The No Surprises Act, which creates cost transparency for patients and protects against balance billing, took effect Jan. 1, 2022. It has shifted care and billing rules for ASCs and hospitals, and has been extremely controversial over the last two years.
Here seven updates on the No Surprises Act two years later:
1. An appeals court has partially revived Daniel Haller, MD, and the surgeons at Rockville Centre, N.Y.-based Long Island Surgical PLLC's lawsuit challenging the No Surprises Act as unconstitutional.
2. The federal government issued a final rule Dec. 18 setting the fee to enter the No Surprises Act arbitration process at $115. The rule mandates that the administrative fee amount will be established no more than once per calendar year.
3. Healthcare companies and their investors are looking at maturing debt due to concern over the act.
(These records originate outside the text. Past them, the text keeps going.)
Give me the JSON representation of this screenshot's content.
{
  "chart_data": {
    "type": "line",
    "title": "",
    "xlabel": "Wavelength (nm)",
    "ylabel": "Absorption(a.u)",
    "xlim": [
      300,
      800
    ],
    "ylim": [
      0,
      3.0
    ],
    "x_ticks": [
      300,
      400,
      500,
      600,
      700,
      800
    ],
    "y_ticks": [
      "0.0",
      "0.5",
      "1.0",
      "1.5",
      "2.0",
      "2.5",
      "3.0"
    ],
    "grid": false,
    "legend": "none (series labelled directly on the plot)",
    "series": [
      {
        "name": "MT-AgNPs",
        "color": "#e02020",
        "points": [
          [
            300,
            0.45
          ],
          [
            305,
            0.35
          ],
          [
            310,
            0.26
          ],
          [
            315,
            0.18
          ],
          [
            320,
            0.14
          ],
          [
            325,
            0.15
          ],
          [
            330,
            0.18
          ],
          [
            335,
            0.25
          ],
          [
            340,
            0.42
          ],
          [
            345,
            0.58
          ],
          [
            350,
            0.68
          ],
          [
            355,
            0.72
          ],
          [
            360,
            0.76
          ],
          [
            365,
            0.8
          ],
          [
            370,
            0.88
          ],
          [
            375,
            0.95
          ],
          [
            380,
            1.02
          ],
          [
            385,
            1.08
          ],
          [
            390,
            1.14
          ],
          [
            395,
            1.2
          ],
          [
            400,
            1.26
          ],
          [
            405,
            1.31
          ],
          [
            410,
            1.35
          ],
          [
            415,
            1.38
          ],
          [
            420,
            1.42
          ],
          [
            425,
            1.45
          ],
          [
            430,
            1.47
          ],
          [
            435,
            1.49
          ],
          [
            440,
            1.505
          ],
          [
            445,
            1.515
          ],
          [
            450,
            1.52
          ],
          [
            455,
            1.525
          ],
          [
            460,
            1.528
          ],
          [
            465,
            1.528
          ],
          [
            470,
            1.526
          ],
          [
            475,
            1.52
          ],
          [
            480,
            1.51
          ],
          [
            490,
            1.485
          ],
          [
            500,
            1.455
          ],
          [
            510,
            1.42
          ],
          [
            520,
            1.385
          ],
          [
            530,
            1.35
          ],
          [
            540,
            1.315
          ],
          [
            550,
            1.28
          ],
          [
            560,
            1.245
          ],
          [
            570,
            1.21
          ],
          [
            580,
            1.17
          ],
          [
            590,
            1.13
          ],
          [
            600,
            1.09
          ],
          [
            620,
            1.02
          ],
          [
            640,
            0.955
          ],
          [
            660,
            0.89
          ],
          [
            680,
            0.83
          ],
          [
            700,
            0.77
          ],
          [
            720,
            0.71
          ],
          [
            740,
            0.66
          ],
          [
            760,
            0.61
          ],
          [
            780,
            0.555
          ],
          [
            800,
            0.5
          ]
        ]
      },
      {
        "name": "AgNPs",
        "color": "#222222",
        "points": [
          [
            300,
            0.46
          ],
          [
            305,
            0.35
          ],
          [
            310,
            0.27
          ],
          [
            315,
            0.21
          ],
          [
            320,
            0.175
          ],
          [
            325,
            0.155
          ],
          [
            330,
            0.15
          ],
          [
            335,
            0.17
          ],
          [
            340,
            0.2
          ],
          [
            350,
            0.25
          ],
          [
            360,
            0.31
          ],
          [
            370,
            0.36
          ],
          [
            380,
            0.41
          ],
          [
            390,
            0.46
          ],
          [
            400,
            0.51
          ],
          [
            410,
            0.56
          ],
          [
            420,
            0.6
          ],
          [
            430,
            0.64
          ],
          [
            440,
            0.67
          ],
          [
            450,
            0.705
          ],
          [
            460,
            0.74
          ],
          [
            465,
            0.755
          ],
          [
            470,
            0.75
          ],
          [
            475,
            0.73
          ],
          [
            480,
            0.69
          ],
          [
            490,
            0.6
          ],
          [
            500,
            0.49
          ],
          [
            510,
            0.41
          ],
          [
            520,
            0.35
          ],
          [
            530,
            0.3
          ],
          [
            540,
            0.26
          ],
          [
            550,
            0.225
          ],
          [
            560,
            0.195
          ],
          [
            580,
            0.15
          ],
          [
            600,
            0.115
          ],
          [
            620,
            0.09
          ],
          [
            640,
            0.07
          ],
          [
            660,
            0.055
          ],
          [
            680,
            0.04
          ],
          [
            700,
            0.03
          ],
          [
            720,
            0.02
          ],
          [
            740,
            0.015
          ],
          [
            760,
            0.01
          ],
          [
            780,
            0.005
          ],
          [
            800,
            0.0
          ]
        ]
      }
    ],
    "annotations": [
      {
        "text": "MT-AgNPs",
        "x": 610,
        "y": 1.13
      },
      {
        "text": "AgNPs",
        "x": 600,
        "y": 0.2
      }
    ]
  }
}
Bloomberg alleges that the act has contributed to the bankruptcies of health-related companies, including Nashville, Tenn.-based Envision Corp.
4. Federal officials have issued proposed changes to the No Surprises Act's independent dispute resolution process.
5. Federal departments sought to raise the administrative fee to enter the No Surprises Act arbitration process from $50 to $150 in 2024.
6. From Aug. 25 to Sept. 21, CMS temporarily suspended all federal IDR processes in response to a Texas judge's latest ruling in a series of lawsuits challenging provisions of the No Surprises Act.
7. Missouri Rep. Jason Smith, chairman of the House Ways and Means Committee, held a hearing alleging that the federal government's flawed implementation of the No Surprises Act has made the problem it intended to fix worse. He said the flawed implementation is "resulting in more medical providers no longer covered under health insurance networks."